Als die Polizei Quesnel 1995 schnappt, wird er zum Informanten. Er gesteht fünf vollendete Morde und 13 Mordkomplotte. Dann verrät er seine Kumpels, was zu Anklagen diverser Hells Angels führt. Quesnel erhält lebenslänglich, mit Aussicht auf Begnadigung nach zwölf Jahren – seit 2007 ist er unter neuer Identität wieder auf freiem Fuss.
Telefonsex à la Suisse
Auch Serge Quesnel hatte einen Link zur Schweiz, der jedoch viel profanerer Natur war, als jener Gallants: Aus dem Knast rief er immer mal wieder eine Telefonsex-Nummer an und parlierte mit der Dame am anderen Ende. Er war angetan von ihrem schönen Akzent, wie er sagte. Sein entferntes Telefonsex-Gegenüber lebte in der Schweiz, was Quesnel gesalzene Rechnungen bescherte.
Zuerst die interne Säuberung…

Yves «Apache» Trudeau. Quelle: Polizeifoto
Einiges bunter als Gallant und Quesnel trieb es jedoch Yves «Apache» Trudeau (64), ein kanadischer Hells Angel der ersten Stunde – in den 70er-Jahren war er Mitgründer des «North»-Charters in Laval.
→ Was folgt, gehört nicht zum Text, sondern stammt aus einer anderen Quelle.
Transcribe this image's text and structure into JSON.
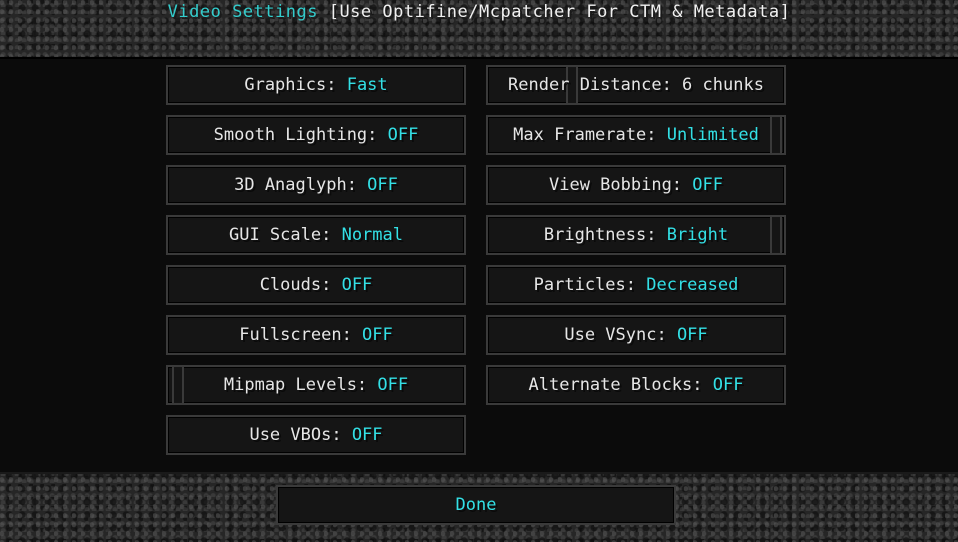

Seine Mitbrüder verscherzten es sich jedoch mit anderen Hells Angels: Statt Kokain in Verkehr zu bringen, zogen sich die Laval-Biker den Stoff lieber selber in die Nase.
Auch sollen sie ein weiteres Charter (Halifax) um erkleckliche Summen erleichtert haben.
Das führte zum so genannten Lennoxville-Massaker (euphemistisch auch als «Lennoxville Purge» bekannt).
Am 24. März 1985 luden Hells des «Sherbrooke»-Charters in Lennoxville die Kumpels von Laval zu sich ins Clubhaus ein. Zuerst gabs zwar ein Bier. Dann aber kamen statt der Party blaue Bohnen geflogen: Fünf Laval-Mitglieder wurden erschossen.
Ihre aufgedunsenen Leichen trieben wenig später im Sankt Lorenz-Strom:

In Schlafsäcke verpackt und mit Betonklötzen in den Fluss geworfen. Einige der Lennoxville-Opfer. Quelle: Polizeifotos
… dann die Rache des Verräters
Auch Yves «Apache» Trudeau hätte damals ermordet werden sollen. Doch er hatte Glück: Er befand sich zur Zeit in einem Drogen-Rehabilitationszentrum.
Aus Angst meldete er sich bei der Polizei und wurde Informant. Sein Geständnis stellt bis heute alles in den Schatten.
Ein «Killing Spree» ohnegleichen
Während Jahren war Trudeau als Auftragskiller für die Hells unterwegs. Zwischen 1970 und 1985 gehen 43 Morde auf sein Konto, meist waren Drogenverteilkämpfe der Grund für die Morde.
Auch hier zahlten zwei Personen für Verwechslungen mit dem Leben. Trudeaus Aussagen führten zu weiteren 21 Anklagen und er verriet 95 andere Mörder.
Selbst kam Trudeau glimpflich davon: Er erhielt zwar lebenslänglich, konnte nach sieben Jahren aber auf Bewährung 1994 wieder raus.
2004 musste er sich erneut vor Gericht verantworten: Wegen x-facher sexueller Gewalt an einem Minderjährigen. Er wurde zu weiteren vier Jahren verurteilt. 2006 wurde bei Trudeau Knochenmark-Krebs diagnostiziert. 2008 wurde er unter Auflagen wieder begnadigt.